Theater News

Los Angeles Spotlight: January 2007

The Lusty Month of January

Rachel York
(© Joseph Marzullo/Retna)
Rachel York
(© Joseph Marzullo/Retna)

Some extremely exciting fare is on tap this month, as Los Angeles theaters start the new year with a bang.

To start, Michael York, Rachel York, and James Barbour will headline the national tour of the beloved 1960 Lerner and Loewe musical Camelot, which has its first pre-tour engagement at the La Mirada Theatre for the Performing Arts (January 12-28). The musical saga of King Arthur, his beloved queen Guinevere, and Sir Lancelot never fails to stir the blood.

Reprise! Broadway’s Best presents the James Lapine-Stephen Sondheim masterpiece Sunday in the Park With George (UCLA’s Freud Playhouse, January 30-February 11), starring Tony Award nominees Manoel Felciano, Kelli O’Hara, and Nancy Dussault.


There are no stars — well, not yet — in 13 (Mark Taper Forum, through February 18), a new musical about teenage angst by Tony Award winner ason Robert Brown (Parade, The Last Five Years). Todd Graff, director of the film Camp and a former actor, helms the comic tuner.

And that’s not all for musical lovers. There’s also the world premiere of a newly restored version of the 1925 George and Ira Gershwin musical, Tip-Toes (Sherman Oaks’ Whitefire Theatre, January 13-February 18), and the touring edition of Stephen Schwartz’ Pippin (Orange County Performing Arts Center, January 2-7).

A few comedies promise to lighten the post-holiday blahs. Former Dynasty adversaries Joan Collins and Linda Evans get a chance to bare claws again in the national tour of James Kirkwood’s Legends! (Beverly Hills’ Wilshire Theatre, January 16-28).
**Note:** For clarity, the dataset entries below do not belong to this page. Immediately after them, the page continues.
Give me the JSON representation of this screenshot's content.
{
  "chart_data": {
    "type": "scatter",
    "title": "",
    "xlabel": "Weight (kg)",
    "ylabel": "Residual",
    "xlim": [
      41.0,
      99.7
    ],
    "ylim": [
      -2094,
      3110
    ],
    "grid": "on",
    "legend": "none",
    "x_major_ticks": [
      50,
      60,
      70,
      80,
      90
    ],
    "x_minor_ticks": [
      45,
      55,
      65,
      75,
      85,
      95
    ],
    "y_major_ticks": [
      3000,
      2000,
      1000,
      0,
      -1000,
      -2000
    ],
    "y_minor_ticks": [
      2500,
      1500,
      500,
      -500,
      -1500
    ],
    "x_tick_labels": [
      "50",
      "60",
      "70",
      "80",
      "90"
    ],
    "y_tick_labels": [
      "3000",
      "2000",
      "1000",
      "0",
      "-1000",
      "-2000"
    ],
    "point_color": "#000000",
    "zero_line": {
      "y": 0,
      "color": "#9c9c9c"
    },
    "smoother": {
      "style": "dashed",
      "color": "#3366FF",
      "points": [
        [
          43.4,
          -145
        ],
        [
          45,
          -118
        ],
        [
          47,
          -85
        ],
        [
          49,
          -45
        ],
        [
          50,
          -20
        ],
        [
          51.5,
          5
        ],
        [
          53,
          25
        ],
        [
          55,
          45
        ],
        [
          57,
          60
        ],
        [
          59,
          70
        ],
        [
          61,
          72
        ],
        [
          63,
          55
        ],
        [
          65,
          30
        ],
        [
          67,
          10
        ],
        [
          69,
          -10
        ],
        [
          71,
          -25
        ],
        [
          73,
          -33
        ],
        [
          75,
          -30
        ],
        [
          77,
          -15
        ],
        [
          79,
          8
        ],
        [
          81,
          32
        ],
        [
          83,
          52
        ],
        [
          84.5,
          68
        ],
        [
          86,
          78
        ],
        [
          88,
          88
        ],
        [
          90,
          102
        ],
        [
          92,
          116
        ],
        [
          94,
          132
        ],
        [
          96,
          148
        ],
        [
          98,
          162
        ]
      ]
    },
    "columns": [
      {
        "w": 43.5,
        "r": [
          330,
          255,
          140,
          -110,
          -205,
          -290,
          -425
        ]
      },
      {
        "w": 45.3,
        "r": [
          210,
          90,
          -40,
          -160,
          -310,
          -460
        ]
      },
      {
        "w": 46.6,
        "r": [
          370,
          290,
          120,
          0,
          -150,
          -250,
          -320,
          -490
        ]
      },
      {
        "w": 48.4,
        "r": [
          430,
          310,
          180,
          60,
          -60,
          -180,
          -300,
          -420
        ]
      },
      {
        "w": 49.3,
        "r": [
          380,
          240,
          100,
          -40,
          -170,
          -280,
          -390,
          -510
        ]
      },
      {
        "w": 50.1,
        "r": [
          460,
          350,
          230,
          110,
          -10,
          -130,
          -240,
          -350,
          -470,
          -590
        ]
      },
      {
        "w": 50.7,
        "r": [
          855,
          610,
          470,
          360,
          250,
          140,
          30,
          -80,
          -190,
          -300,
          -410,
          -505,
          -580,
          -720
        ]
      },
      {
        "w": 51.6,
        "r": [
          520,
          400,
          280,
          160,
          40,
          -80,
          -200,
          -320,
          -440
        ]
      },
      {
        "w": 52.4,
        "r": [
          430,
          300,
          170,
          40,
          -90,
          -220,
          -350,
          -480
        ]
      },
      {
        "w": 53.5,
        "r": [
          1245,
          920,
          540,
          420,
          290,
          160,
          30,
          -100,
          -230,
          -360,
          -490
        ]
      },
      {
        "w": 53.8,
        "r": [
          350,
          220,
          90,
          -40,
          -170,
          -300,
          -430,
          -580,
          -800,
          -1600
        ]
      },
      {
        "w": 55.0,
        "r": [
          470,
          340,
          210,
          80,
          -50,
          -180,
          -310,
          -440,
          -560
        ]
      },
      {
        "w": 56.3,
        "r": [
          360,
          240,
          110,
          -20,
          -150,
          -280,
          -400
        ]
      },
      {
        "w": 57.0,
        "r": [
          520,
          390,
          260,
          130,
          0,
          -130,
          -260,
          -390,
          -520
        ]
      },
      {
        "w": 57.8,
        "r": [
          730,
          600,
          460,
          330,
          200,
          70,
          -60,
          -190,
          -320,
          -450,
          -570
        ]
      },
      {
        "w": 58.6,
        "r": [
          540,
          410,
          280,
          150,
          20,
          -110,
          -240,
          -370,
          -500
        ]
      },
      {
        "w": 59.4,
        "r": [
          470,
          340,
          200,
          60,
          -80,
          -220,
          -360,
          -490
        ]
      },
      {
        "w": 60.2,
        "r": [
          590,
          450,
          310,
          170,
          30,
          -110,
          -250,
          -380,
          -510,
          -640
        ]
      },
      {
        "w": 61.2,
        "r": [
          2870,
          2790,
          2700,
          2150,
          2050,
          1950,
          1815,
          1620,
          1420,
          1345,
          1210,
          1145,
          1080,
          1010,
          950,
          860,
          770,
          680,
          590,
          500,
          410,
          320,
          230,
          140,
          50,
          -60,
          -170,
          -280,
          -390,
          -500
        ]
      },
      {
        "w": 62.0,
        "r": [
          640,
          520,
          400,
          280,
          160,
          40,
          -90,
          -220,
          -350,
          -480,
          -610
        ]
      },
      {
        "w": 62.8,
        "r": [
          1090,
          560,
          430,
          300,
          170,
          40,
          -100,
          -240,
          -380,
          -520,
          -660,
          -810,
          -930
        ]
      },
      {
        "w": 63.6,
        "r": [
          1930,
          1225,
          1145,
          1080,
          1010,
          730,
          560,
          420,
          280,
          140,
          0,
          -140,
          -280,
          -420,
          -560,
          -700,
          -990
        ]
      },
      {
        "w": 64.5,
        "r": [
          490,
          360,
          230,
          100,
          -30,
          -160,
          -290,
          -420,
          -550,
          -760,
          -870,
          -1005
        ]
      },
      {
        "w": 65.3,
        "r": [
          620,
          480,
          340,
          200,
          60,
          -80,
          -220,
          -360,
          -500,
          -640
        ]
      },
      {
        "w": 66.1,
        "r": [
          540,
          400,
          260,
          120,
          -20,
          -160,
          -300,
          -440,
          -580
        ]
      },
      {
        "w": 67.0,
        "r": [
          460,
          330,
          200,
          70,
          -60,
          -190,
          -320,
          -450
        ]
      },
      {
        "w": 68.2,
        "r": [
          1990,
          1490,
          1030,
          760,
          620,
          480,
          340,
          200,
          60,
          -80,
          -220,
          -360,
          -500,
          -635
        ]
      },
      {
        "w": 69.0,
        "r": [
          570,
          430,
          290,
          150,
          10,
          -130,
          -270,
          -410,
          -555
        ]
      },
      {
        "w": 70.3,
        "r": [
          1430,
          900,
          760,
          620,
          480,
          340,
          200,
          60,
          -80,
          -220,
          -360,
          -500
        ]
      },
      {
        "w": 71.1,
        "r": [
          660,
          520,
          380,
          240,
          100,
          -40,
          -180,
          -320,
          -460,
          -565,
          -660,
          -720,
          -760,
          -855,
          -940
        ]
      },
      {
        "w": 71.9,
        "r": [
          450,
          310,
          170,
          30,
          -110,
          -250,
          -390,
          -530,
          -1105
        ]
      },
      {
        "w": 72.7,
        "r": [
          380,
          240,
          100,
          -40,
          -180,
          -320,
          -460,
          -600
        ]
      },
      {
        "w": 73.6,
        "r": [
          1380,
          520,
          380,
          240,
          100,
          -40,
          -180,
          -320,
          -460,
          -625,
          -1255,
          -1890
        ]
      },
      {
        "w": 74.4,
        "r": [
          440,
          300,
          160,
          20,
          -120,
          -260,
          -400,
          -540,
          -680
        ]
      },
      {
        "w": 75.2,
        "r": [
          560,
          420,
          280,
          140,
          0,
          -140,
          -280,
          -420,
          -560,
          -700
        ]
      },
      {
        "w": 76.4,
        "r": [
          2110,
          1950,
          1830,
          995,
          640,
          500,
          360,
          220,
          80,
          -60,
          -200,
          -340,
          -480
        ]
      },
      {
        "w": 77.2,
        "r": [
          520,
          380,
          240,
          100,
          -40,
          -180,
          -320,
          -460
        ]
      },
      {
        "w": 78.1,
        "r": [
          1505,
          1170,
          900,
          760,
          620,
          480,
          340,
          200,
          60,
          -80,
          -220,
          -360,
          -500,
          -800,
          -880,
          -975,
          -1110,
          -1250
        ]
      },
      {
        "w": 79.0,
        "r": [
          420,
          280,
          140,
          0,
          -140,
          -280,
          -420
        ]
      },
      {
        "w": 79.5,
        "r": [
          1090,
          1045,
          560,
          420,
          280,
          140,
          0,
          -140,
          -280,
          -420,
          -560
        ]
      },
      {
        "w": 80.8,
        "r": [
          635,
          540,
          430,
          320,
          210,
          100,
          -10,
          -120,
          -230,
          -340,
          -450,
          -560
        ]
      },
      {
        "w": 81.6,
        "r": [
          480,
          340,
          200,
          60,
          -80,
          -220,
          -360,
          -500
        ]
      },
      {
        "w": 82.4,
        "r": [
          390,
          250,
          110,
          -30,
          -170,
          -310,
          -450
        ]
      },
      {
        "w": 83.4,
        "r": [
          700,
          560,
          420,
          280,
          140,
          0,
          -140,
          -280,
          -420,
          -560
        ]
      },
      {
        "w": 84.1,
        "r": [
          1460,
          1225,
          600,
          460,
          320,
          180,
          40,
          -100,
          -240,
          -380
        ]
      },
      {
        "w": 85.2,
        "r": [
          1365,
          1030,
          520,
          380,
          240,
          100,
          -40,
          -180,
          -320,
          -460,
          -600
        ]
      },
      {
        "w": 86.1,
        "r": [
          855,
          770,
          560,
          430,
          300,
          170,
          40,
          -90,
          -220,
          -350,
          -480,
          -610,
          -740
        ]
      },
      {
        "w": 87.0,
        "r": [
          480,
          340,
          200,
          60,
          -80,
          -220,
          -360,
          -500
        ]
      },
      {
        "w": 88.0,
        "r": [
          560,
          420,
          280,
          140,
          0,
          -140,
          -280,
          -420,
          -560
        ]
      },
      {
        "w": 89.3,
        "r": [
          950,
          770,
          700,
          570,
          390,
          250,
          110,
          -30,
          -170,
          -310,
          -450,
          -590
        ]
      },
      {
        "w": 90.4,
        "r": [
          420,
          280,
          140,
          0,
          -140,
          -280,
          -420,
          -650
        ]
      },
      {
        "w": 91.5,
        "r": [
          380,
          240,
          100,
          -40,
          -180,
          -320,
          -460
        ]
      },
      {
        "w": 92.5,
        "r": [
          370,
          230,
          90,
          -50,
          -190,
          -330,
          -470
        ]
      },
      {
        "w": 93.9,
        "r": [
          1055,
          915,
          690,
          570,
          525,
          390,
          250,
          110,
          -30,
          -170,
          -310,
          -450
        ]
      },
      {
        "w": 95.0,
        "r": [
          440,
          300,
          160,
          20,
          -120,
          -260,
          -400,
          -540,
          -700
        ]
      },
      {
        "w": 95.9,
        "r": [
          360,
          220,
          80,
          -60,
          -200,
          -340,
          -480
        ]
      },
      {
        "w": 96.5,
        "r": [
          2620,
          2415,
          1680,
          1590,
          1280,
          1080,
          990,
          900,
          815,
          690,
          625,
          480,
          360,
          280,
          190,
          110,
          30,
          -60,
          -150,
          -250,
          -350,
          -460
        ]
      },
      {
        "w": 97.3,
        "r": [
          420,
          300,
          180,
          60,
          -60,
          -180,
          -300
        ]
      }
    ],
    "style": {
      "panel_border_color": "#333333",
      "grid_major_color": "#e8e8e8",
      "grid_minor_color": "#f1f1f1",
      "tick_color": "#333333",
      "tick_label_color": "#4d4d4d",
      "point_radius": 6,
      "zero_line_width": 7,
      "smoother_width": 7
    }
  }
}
Tony winner Greg Kotis’ Pig Farm (Costa Mesa’s South Coast Repertory, January 12-28) is a how-you-gonna-keep-’em-down-on-the-farm tale of rural madness. Laguna Playhouse offers the work of one its favorite playwrights, Richard Dresser, in the world premiere of The Pursuit of Happiness (January 2-February 4), about a woman who will stop at nothing to make sure her daughter gets to college.

Heading the month’s dramatic fare is Geffen Playhouse’s revival of David Mamet’s caustic showbiz satire, Speed-the-Plow (January 30-March 18), with Greg Germann, Alicia Silverstone, and Jon Tenney taking the lead roles. Another highlight will be director Jon Lawrence Rivera’s restaging of his Playwrights’ Arena production of Jessica Hagedorn’s Dogeaters (Kirk Douglas Theatre, January 14-February 11), which examines the travails of two richly-etched Filipino characters in 1982 Manila. Also on tap is a revival of Lanford Wilson’s venerable drama Burn This (Hollywood’s Egyptian Arena Theatre, January 11-27).

New dramas of potential interest include: Chris Thorpe’s Safety (Hollywood’s McCadden Theatre, January 4-February 18), about a war photographer coming to terms with his neglected family relationships; Romulus Linney’s A Lesson Before Dying (Studio City’s The Actors Group Theatre, January 13-February 18), about a black man in 1948 Louisiana wrongly accused of murder; and Steve Totland’s Swimming (North Hollywood’s Road Theatre, January 12-March 24), about a 10-year marriage marred by deception.

Hollywood’s gay-focused Celebration theatre goes classic — sort of — in Nika Serras and Allain Rochel’s sexy, all-male adaptation of the Euripides Greek drama The Bacchae (January 12-February 11). Gay audiences will also flock to the L.A. premiere of Confessions of a Mormon Boy (West Hollywood’s Coast Playhouse, January 10-February 18), Steven Fales’ bittersweet solo piece about how he abandoned life as a married Mormon man to become an aging New York City rent boy.

Far more suitable for family audiences are The Falcon Theatre’s new kids-oriented musical comedy The Root Beer Bandits (January 20-March 25); the evergreen Broadway musical Annie at the Orange County Performing Arts Center (January 30-February 11); and the ever-busy Santa Monica Playhouse’s new spin on old fairy tales called And Awaaay We Go to Wonderland! (January 30-February 11).